Email – The Largest Social Network?

It is interesting to think of e-mail as a giant social network, which would put Facebook squarely into the number two spot in the market. The immediate questions that arise are: what is different and why has e-mail not adopted more social features.

Both services have identity, profiles and allow users to connect and share information. However social networks are more focused on sharing while e-mail is still the preferred channel for private communication.

The role of a private communication channel might be a reason that e-mail providers haven’t adopted social features more aggressively. This in turn could be the reason that the market of online e-mail services, such as gmail, yahoo mail, Hotmail, has not produced a player like Facebook, which exploits network effects to dominate.

Does social media analysis apply to email too and how similar do the networks behave? One way to find out is to run a test. The playground for e-mail and text analysis is the Enron email dataset.

Enron Corporation was an American energy, commodities, and services company based in Houston, Texas. Before its bankruptcy on December 2, 2001, Enron employed approximately 20,000 staff and was one of the world’s major electricity, natural gas, communications, and pulp and paper company, with claimed revenues of nearly $101 billion during 2000.

The Enron scandal, revealed in October 2001, ultimately leads to Enron’s bankruptcy. Kenneth Lay, Jeffery Skilling and others went on trial for their part in the Enron scandal. Lay was convicted of all six counts of securities and wire fraud for which he had been tried. Skilling was convicted of 19 of 28 counts of securities fraud and wire fraud and acquitted on the remaining nine, including charges of insider trading.

To be able to run social media analysis tools on the Enron data set, it needs to be convert into a social network like structure of profiles, connections and messages.

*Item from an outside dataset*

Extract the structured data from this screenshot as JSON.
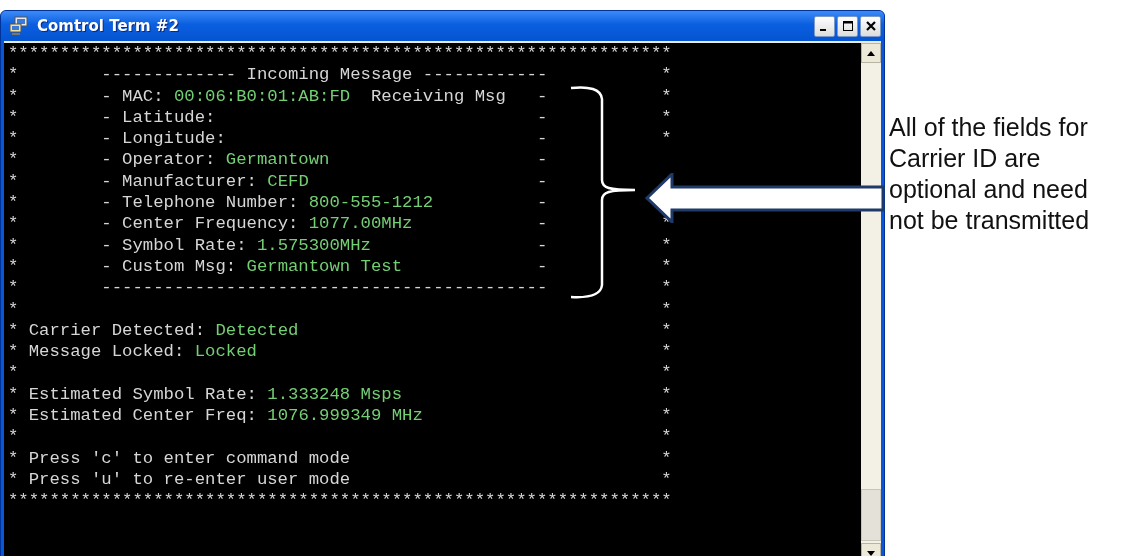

Connections are formed between actors if they had an email exchange and all messages authored by an actor are combined into the profile.

The first step is to analyze the network by scoring the influence of actors, i.e. how information has spread through the company. The following screenshot shows actors with Enron email ranked by influence:
Analysis 1

The list of the 10 top highest scored actors includes Lay and Skilling:

Rank Email Description
1 jeff.skilling@enron.com Jeff Skilling former CEO of Enron
2 outlook.team@enron.com
3 vince.kaminski@enron.com
4 jeff.dasovich@enron.com
5 debra.perlingiere@enron.com
6 tana.jones@enron.com
7 sara.shackleton@enron.com
8 kenneth.l.lay@enron.com Kenneth Lay CEO and chairman of Enron
9 david.forster@enron.com
10 kay.mann@enron.com

The second step is to cluster actors according to topics of interest based on e-mails they have authored. Topics are extracted by the system automatically and topic-related clusters group people that used words, phrases and concepts in a similar way.

The following tables show the top three topics Lay and Skilling dealt with in their email and the top terms that constitute the two main topics:

Email Topics
jeff.skilling@enron.com Topic_2, Topic_9, Topic_1
kenneth.l.lay@enron.com Topic_6, Topic_4, Topic_9
Topic Terms, Concepts and Phrases
Topic_2 enron, hou, agreement, corp, legal, credit, master, north, development, america, original, isda, 713, fax, transaction, ena, review, shackleton, counterparty, 2001, comments, questions, financial, draft, power, …
Topic_6 business, company, management, group, services, risk, development, trading, capital, time, president, communications, market, technology, firm, financial, companies, board, year, enron, ceo, internet, position, …

The next analysis step is to use topics to pull-up clusters of similar actors and to filter and analyze communication flow:

Analysis 2

The analysis tools used above have been designed to identify networked customers that will respond to marketing activities by brands on social networks. E-mail is still one of the most important channels for brands to connect with customers (permission based) and above analysis has shown how similar social and e-mail networks are regarding dissemination of information.

Will we see them merging moving forward?